Purpose of the Study:
- To categorize existing statistical methods in gamma-ray spectroscopy.
- To identify and propose novel statistical approaches for improved nuclear material detection.
Main Methods:
- Categorization of current gamma-ray spectroscopy methods based on statistical underpinnings.
- Exploration of untapped statistical techniques, including Bayes Modeling Averaging and hierarchical/empirical Bayes methods.
Main Results:
- Existing methods inadequately address complex decision uncertainties in gamma-ray source identification.
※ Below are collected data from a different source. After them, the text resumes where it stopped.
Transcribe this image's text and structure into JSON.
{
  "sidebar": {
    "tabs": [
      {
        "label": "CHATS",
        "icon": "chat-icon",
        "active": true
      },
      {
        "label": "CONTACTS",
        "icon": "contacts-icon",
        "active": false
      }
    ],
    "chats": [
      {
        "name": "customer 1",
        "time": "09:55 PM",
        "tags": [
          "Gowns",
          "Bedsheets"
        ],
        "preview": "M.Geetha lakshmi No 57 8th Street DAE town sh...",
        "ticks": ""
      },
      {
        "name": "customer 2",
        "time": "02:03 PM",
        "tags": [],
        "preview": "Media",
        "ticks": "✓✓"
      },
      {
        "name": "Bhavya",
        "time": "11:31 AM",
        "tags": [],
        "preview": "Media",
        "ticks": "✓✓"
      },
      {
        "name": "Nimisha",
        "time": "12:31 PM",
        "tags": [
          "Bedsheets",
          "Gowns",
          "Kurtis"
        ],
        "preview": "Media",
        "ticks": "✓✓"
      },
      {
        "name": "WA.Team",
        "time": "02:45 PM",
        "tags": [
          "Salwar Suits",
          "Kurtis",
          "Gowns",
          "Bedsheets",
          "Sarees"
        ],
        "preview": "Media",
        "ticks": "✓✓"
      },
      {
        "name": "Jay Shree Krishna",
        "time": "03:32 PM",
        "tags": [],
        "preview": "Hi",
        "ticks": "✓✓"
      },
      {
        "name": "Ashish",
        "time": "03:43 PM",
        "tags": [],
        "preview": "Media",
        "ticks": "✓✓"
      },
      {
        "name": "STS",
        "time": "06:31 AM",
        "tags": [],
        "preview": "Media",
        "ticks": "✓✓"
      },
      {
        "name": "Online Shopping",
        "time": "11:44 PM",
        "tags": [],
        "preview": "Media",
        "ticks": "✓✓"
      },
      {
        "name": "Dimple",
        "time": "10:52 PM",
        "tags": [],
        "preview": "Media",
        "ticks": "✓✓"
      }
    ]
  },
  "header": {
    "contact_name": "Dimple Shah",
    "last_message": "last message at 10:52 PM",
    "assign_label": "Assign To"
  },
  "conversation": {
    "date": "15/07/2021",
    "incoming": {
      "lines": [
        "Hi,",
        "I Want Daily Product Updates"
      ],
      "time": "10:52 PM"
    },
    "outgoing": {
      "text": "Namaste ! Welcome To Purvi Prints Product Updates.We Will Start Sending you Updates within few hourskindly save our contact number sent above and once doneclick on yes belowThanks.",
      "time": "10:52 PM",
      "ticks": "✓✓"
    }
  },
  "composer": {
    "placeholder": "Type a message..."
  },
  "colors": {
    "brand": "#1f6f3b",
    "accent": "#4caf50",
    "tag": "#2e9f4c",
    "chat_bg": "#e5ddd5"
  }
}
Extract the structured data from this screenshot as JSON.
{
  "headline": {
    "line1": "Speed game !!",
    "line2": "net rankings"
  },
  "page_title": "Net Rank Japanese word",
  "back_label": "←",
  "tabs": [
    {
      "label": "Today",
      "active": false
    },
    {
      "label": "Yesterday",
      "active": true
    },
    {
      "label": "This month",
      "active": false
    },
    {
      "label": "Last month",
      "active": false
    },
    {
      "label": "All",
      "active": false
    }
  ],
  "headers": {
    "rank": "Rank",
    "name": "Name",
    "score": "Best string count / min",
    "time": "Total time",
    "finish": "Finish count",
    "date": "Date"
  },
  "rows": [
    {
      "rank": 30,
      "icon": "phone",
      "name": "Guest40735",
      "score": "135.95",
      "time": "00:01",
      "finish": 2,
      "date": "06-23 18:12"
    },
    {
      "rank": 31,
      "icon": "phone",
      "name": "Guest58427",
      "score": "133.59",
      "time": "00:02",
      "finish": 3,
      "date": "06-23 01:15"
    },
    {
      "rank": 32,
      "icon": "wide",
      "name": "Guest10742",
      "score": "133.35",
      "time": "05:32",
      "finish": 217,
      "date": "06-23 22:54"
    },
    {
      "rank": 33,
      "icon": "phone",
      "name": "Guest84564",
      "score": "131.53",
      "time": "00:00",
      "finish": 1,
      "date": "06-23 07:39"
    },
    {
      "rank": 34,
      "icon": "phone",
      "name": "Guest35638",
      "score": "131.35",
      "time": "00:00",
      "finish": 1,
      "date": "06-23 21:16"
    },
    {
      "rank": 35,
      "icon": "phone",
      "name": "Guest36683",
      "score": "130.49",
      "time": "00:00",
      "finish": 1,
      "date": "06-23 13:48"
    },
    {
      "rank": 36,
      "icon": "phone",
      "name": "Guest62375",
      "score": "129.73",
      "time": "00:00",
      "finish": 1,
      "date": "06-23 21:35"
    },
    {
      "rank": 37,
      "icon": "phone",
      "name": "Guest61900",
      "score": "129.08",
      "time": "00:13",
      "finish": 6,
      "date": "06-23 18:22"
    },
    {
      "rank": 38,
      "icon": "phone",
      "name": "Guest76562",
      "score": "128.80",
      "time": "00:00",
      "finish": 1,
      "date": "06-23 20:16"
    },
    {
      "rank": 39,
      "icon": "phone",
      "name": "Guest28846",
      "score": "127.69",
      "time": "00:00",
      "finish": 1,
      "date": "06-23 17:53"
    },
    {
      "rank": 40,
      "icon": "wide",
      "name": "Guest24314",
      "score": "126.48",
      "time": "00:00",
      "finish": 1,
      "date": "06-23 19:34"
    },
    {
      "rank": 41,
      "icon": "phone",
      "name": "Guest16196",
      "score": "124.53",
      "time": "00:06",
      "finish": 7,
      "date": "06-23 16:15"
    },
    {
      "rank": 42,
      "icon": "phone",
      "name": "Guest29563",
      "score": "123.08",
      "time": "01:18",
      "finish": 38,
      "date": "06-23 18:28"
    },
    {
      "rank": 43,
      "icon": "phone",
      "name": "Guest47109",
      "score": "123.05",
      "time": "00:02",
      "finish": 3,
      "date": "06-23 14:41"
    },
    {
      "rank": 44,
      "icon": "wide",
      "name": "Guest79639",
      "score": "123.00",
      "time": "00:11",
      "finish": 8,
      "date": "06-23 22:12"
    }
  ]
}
- Novel statistical methods offer a rigorous way to incorporate all uncertainty sources, potentially reducing decision uncertainty.
Conclusions:
- Integrating problem physics with advanced statistical methods is key to enhancing algorithm performance.
- Untapped statistical methods can significantly improve nuclear security by reducing decision uncertainty and enhancing detection capabilities.